Davutoğlu, İlkeler Bildirgesi’nin açıklanmasından bir hafta sonra Karar gazetesine verdiği özel demeçte (5 Haziran):

“Adayı belirleyip kenara çekilmeyiz” vurgusu yapıyor ve oldukça ayrıntılı bir yol haritası ve uygulama planı çiziyordu:

“Cumhurbaşkanı Kararnamesi’nin kaldırılacağı; bakanların ve kurum başkanlarının atamalarında Meclis’in onayının alınacağı; kamu yönetiminde ‘işin ehline verileceği’, ‘çiftçinin sübvanse edileceği’; gerçek enflasyonu açıklamayarak ‘işçinin, memurun emeklinin yoksullaşmasına neden olan TÜİK’in bundan sorumlu tutulacağı” bu önemli açıklamanın ana başlıklarıydı.

O tarihten sonra, bir sözcü gibi, altı parti adına görüş açıklamaya devam eden Davutoğlu, Erdoğan’ın son günlerin ünlü “sürtük” sözlerinden giderek “Bu mudur İslâm?” diye soruyor; sonra da ekliyordu: “Bu senin ahlâkın; kul hakkı yersen, insanların inançlara güveni kalmaz.”

Bu sözleriyle Erdoğan’ı, “gerçek İslam, ahlak ve inanca güven” üzerinden eleştiren Davutoğlu, altılı muhalefetin, yalnız uygulamada neler yapacağının değil, ideolojisinin de belirleyicisi olduğunu ve gelecekte de olacağını açıklamış oluyordu.

Yinelemekte yarar var: Ülke siyasetinin iki büyük kanadının, AKP-MHP iktidarı ile altı partili muhalefetin ana düşünce ekseni ya da ideolojisi, böylece, esas olarak “nasıl bir Siyasal İslâm?” sorusuna indirgeniyor.

“Stratejik Derinlik” kitabının yazarı Davutoğlu, ne de olsa 2015 yazında zamanın başbakanı olarak CHP ile yürüttüğü ve “istikşafi” (araştırma) dediği koalisyon görüşmelerinde bu konuda yeterli deneyim ve birikim kazanmıştı.

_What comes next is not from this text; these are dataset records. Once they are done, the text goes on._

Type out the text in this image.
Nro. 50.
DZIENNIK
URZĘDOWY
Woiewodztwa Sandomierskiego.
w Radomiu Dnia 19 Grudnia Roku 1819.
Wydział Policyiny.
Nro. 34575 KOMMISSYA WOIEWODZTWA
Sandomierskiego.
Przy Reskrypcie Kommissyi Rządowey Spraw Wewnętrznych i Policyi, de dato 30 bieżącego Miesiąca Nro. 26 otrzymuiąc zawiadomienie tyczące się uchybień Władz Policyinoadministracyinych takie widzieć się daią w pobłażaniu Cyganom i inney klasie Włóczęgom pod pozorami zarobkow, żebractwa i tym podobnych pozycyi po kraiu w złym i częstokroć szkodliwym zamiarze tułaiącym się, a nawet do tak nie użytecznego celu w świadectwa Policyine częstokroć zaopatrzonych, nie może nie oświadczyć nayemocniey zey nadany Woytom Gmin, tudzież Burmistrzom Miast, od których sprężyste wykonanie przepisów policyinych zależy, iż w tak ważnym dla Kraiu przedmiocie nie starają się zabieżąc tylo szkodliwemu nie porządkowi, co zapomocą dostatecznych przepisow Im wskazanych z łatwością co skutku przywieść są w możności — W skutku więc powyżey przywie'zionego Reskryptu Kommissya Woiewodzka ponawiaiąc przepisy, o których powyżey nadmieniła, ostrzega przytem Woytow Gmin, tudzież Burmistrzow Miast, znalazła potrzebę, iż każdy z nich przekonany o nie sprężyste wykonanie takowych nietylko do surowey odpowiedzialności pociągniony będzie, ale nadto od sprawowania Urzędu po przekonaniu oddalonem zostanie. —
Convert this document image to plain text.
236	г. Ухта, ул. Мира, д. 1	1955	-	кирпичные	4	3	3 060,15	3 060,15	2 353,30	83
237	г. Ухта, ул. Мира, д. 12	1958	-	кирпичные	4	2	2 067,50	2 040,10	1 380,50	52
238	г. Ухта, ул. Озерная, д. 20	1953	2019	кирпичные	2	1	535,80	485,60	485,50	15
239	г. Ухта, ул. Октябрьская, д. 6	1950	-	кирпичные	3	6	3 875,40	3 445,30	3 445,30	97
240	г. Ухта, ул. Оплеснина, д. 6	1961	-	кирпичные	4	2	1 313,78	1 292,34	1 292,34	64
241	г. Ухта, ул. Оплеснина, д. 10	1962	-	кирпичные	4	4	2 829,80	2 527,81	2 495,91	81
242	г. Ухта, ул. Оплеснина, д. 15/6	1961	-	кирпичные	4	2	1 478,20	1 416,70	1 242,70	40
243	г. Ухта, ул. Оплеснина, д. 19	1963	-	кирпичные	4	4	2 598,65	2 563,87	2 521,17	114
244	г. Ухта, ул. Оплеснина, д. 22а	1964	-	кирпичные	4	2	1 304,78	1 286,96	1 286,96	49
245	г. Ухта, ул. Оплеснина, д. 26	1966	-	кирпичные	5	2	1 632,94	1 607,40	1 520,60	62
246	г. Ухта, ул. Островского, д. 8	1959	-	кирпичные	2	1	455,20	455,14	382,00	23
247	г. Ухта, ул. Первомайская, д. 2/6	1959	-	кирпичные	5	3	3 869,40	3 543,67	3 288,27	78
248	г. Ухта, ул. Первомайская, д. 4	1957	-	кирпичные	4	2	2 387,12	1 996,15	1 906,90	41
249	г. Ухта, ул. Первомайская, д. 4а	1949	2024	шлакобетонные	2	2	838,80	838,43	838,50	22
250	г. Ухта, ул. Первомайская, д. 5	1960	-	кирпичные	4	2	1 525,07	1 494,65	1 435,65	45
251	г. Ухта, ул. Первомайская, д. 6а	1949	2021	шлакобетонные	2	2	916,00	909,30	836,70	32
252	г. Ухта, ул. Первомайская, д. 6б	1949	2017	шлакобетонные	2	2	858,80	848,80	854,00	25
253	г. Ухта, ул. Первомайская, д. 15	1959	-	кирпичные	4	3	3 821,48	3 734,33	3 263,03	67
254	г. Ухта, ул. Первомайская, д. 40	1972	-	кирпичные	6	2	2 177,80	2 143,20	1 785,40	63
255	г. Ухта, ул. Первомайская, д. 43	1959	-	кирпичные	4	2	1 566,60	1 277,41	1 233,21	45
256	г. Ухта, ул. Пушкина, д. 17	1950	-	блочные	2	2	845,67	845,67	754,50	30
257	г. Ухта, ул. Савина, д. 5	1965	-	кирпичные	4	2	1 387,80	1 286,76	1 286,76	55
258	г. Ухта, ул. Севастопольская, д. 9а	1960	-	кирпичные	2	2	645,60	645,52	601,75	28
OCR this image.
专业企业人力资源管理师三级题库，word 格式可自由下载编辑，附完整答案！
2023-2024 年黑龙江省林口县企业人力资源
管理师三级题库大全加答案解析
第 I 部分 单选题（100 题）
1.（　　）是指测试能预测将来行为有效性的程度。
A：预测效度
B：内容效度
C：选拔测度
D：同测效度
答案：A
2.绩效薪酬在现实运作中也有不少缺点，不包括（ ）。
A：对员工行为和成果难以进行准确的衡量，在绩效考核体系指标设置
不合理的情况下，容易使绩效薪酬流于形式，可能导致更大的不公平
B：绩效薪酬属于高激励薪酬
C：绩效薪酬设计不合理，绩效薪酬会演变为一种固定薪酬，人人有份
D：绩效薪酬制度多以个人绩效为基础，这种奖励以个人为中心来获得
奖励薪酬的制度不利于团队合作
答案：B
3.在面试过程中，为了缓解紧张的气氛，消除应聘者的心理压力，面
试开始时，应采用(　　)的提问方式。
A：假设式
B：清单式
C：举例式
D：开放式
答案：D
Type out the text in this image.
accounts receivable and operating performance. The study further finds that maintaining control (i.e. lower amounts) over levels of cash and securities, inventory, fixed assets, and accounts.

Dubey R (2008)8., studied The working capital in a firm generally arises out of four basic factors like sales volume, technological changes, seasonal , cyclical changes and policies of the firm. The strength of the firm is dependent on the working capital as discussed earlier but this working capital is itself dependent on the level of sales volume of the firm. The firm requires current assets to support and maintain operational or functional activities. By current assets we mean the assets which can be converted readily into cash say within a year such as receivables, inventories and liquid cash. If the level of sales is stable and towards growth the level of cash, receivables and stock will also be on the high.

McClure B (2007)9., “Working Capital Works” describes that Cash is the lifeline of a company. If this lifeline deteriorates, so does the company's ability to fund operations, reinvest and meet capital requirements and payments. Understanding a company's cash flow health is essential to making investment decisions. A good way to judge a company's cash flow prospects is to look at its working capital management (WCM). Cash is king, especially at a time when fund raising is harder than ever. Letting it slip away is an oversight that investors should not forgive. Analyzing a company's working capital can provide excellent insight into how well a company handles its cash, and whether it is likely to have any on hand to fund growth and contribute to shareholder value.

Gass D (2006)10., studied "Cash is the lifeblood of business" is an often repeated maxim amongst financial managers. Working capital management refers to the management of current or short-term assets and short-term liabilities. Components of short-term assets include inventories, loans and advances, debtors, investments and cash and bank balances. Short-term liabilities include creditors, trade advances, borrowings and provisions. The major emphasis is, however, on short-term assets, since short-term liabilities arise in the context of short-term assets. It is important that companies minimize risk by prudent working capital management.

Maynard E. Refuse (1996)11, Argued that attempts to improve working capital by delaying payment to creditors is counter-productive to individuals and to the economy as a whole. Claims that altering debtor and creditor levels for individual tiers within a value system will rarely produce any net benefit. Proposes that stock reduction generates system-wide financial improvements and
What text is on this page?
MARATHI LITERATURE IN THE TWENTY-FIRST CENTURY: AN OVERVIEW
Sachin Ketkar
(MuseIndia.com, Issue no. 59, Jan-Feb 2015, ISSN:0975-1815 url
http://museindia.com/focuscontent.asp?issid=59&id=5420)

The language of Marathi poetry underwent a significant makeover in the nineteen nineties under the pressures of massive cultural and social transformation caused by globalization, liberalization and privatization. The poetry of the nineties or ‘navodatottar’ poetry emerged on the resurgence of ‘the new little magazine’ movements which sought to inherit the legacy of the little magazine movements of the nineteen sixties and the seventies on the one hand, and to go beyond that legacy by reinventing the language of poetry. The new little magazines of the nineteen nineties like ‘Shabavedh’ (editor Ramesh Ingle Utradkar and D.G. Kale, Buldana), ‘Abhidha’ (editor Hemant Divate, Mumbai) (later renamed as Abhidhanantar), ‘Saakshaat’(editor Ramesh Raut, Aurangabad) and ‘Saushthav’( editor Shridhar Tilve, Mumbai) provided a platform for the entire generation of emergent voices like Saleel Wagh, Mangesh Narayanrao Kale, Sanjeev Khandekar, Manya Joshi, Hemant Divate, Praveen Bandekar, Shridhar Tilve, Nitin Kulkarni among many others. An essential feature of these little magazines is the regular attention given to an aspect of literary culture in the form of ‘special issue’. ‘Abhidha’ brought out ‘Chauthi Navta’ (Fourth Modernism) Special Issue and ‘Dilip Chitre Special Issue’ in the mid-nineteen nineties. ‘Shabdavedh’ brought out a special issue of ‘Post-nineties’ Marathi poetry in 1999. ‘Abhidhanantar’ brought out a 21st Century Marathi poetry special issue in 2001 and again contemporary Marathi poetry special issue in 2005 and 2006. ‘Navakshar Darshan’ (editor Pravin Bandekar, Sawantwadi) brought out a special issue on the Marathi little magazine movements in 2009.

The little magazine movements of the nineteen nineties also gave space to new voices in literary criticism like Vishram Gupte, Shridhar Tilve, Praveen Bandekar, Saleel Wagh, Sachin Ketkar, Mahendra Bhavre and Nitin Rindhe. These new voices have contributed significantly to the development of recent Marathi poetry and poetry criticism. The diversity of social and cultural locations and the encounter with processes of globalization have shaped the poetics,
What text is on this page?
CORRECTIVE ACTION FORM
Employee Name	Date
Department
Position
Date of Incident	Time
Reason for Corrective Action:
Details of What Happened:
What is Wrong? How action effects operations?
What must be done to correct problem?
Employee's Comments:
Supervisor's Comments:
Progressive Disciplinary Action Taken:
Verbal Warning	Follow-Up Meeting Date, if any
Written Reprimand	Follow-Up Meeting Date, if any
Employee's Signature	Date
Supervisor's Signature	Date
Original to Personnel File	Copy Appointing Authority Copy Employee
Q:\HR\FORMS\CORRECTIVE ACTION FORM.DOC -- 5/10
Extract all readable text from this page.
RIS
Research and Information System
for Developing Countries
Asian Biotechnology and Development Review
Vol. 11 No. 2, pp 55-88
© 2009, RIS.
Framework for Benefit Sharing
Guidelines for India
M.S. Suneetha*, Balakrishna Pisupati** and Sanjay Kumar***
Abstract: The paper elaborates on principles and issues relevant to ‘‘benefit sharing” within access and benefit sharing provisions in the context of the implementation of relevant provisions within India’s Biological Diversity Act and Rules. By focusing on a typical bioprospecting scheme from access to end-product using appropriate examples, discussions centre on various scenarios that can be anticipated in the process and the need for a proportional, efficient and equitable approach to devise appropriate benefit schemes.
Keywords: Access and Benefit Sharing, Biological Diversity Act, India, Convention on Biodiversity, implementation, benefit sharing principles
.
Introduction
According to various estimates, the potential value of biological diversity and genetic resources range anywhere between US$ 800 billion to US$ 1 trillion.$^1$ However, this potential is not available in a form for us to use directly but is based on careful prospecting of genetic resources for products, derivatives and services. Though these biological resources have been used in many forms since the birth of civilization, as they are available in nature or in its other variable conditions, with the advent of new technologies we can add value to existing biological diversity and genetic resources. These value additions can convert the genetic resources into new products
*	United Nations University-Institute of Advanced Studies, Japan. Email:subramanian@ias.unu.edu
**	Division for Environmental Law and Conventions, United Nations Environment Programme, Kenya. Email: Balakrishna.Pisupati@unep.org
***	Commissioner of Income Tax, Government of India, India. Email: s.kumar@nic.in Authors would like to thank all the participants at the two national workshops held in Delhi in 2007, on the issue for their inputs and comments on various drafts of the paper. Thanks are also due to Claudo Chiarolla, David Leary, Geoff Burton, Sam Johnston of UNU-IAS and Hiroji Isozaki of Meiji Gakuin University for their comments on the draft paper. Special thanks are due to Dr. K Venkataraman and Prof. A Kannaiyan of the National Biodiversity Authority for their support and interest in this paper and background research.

Nitekim, CHP, Genel Başkanı da hafta içinde, salı günkü grup konuşmasında toplantıya katılan kadınlara, Cumhuriyet’in kuruluşundan sonra CHP iktidarında kadınlara sağlanan insan haklarını tümüyle görmezlikten gelerek “Bu CHP, eski CHP değil” diyordu. CHP Genel Başkanı, bu sözleriyle, gerçekte, Davutoğlu’nun belirlediği ideolojik çizgiyi içselleştirmiş kişiliğini sergiliyordu.

Bu sırada, Ankara’da bu gelişmeleri tamamlayan önemli bir görüşme oldu. Davutoğlu, hafta içinde, kamuoyu araştırmalarına göre muhalefetin cumhurbaşkanı adayları arasında adı öne çıkan Ankara Büyükşehir Belediye Başkanı Mansur Yavaş’ı ağırladı.

***

Özetle, Gelecek Partisi Genel Başkanı Davutoğlu, partisine olan kamuoyu desteğini pek de önemsemeden, önce, altı partili muhalefetin ideolojisini belirliyor; sonra, seçimler kazanılırsa nasıl bir iktidar olunacağını ya da uygulamayı ayrıntılarıyla anlatıyor ve bunlarla da yetinmiyor, daha sonra da işlemi tamamlıyor; Altılı Masa’nın olası Cumhurbaşkanı adaylarından biriyle görüşüyordu.

Davutoğlu bunları yapabilirdi; ne de olsa direksiyon ondaydı.